“For my thoughts are not your thoughts,
and your ways are not my ways,” says Adonai. Isaiah 55:8
How often have you engaged in what you assumed was a good deed, with very positive intentions, only to see it ‘go off the tracks’? If you have, and I know we all have at some point in our lives, we have run against the Law of Unintended Consequences. If you are not quite sure what I mean by this, please allow me a few minutes to explain this law to you.
There are three categories of consequences, which flow from any action.
Unexpected Benefit. Sometimes, when we do something to help others, we experience a consequence which we did not expect, and which adds something positive to the situation. For example, when you notice a family which is experiencing hard times, you approach them and offer to help them through this period of time. As a result of your generosity, others take notice and step forward to assist the family and you. This becomes an unexpected benefit of your efforts.
Unexpected Drawback. You step forward to help a family through a difficult time, providing them with time and money. The provincial government becomes aware of your generosity and draws back money the family was receiving, from their monthly support cheques. Thus, they are now left with less money than when you started to help them. This becomes an unexpected drawback of your efforts.
Perverse Result. Also called a ‘backfire’ this unexpected consequence actually makes things worse. For example, when you step forward to help a family in need, you are accused of meddling in other people’s affairs and one member of the family lays a dubious charge against you. However, your reputation is sullied, as a result. Thus your attempt to help others results in a perverse action.
These three categories of unintended consequences also appear within our spiritual lives. Yahveh, our Lord God, asks us to engage in behaviours which are good, righteous and worthy of repentance. Does this sound strange to you? If we engage in activities that are both good and righteous, what need will there be for repentance? And that is just the point. How often do we do things which may be seen by Yahveh as ‘good’ and ‘righteous’?
Let’s look first at the decisions all believers have made, when they came to faith (trust-in-action) and accepted Adonai Yeshua, the Lord Jesus, into their lives. What benefits come to us, when we do this? Matthew 12:50 is very clear – “Whoever does what my Father in heaven wants, that person is my brother and sister and mother.” We enjoy a special relationship with our Master, the Son of God and God Himself. What more could we desire?
Next, we might examine the decision made by Lot (Genesis 13), to relocate to the much richer Jordan River, leaving Avraham to the more barren land of Cana’an. Lot believed his decision was good and righteous; however, his was a selfish move, designed to better himself and his family. Little did he know that his decision would result in being in the midst of Yahveh’s destruction of his home and the death of his wife. Was his decision to accept his uncle’s offer a good one, acceptable for repentance?
Finally, we focus on the decision made by Ananias and Sapphira (Acts 5), two believers who willfully lied to God, for their own selfish reasons, and paid the ultimate price for their rebellious acts.

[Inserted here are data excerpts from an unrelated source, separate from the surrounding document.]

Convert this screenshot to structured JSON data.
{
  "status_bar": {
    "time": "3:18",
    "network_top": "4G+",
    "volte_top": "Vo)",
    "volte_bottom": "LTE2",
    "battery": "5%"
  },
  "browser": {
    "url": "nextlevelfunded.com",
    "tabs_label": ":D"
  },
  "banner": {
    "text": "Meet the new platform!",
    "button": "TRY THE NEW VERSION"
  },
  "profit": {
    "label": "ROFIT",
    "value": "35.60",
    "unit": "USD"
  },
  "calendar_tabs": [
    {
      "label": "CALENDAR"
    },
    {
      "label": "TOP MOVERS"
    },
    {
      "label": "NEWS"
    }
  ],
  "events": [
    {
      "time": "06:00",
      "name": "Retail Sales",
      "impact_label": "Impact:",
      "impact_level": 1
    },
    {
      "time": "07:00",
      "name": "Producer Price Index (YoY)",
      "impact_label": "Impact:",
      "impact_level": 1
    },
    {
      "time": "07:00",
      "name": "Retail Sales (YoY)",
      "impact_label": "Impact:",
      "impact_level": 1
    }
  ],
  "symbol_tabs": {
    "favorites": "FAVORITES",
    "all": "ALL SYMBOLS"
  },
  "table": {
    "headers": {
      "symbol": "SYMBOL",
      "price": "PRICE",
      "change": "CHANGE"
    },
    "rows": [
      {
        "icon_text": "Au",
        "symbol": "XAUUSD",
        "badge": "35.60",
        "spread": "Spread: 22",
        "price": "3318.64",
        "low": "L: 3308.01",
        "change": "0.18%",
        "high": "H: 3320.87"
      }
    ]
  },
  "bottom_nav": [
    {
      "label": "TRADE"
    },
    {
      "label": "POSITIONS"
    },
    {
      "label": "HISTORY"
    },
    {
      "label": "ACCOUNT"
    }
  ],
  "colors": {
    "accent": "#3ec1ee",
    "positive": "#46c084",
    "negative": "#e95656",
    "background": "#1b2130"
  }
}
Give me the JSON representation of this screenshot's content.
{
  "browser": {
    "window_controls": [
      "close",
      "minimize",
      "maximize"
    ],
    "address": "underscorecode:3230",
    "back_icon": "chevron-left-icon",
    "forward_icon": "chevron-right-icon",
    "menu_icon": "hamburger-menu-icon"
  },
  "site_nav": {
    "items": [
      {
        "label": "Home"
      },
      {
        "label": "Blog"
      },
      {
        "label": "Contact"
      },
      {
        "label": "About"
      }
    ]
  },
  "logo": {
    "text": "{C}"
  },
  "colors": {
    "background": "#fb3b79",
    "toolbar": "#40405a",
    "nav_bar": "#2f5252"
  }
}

There are many more examples which could be used; suffice it to say, the choice of which behaviours we make depends on our goals and desires. If our goals and desires are good and righteous, then our behaviours will be reflective. The same is true, if our goals and desires are self-focused and selfish. In these cases, no matter how much we may camouflage our behaviour, what shows through to Adonai Tziva’ot, our God of Hosts, will be our goals, desires and basic intentions.
Beloved, each of us has a very deliberate decision to make. Do we move ahead with our own selfish desires and intentionally or unintentionally violate Yahveh’s will or do we make conscious decisions based on our clear desire to serve Him in all our ways? In this case, how can we believers be assured of making the right decisions? Is it not by the guidance of The Holy Spirit? (2 Timothy 3:16-17).
May the God of Avraham, Isaac and Jacob bless you richly.
 The law of unintended consequences has long existed dating back to at least Adam Smith but was popularized in the twentieth century by sociologist Robert K. Merton.